Transcription factors (TFs) are proteins that have played a central role both in evolution and in domestication, and are major regulators of development in living organisms. Plant genome sequences reveal that approximately 7% of all genes encode putative TFs. The DOF (

NA binding with
inger) TF family has been associated with vital processes exclusive to higher plants and to their close ancestors (algae, mosses and ferns). These are seed maturation and germination, light-mediated regulation, phytohormone and plant responses to biotic and abiotic stresses, etc. In Hordeum vulgare and Oryza sativa, 26 and 30 different Dof genes, respectively, have been annotated. Brachypodium distachyon has been the first Pooideae grass to be sequenced and, due to its genomic, morphological and physiological characteristics, has emerged as the model system for temperate cereals, such as wheat and barley.

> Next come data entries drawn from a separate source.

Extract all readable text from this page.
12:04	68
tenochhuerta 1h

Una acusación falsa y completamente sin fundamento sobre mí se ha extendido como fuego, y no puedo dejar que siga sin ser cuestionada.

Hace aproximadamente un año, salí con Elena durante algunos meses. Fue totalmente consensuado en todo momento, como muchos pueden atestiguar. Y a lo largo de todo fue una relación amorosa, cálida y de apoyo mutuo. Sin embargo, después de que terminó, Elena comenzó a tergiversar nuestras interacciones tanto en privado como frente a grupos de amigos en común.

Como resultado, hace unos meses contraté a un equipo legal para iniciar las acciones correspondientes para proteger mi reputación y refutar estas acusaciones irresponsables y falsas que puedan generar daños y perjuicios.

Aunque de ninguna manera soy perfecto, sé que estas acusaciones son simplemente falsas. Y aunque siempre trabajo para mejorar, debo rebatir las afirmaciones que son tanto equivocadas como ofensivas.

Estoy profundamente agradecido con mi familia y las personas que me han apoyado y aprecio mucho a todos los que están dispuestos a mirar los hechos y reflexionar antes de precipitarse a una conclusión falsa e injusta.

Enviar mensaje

Through searches in the B. distachyon genome, 27 Dof genes have been identified and a phylogenetic comparison with the Oryza sativa and the Hordeum vulgare DOFs has been performed. To explore the evolutionary relationship among these DOF proteins, a combined phylogenetic tree has been constructed with the Brachypodium DOFs and those from rice and barley. This phylogenetic analysis has classified the DOF proteins into four Major Cluster of Orthologous Groups (MCOGs). Using RT-qPCR analysis the expression profiles of the annotated BdDof genes across four organs (leaves, roots, spikes and seeds) has been investigated. These results have led to a classification of the BdDof genes into two groups, according to their expression levels. The genes highly or preferentially expressed in seeds have been subjected to a more detailed expression analysis (maturation, dry stage and germination).


Comparison of the expression profiles of the Brachypodium Dof genes with the published functions of closely related DOF sequences from the cereal species considered here, deduced from the phylogenetic analysis, indicates that although the expression profile has been conserved in many of the putative orthologs, in some cases duplication followed by subsequent divergence may have occurred (neo-functionalization).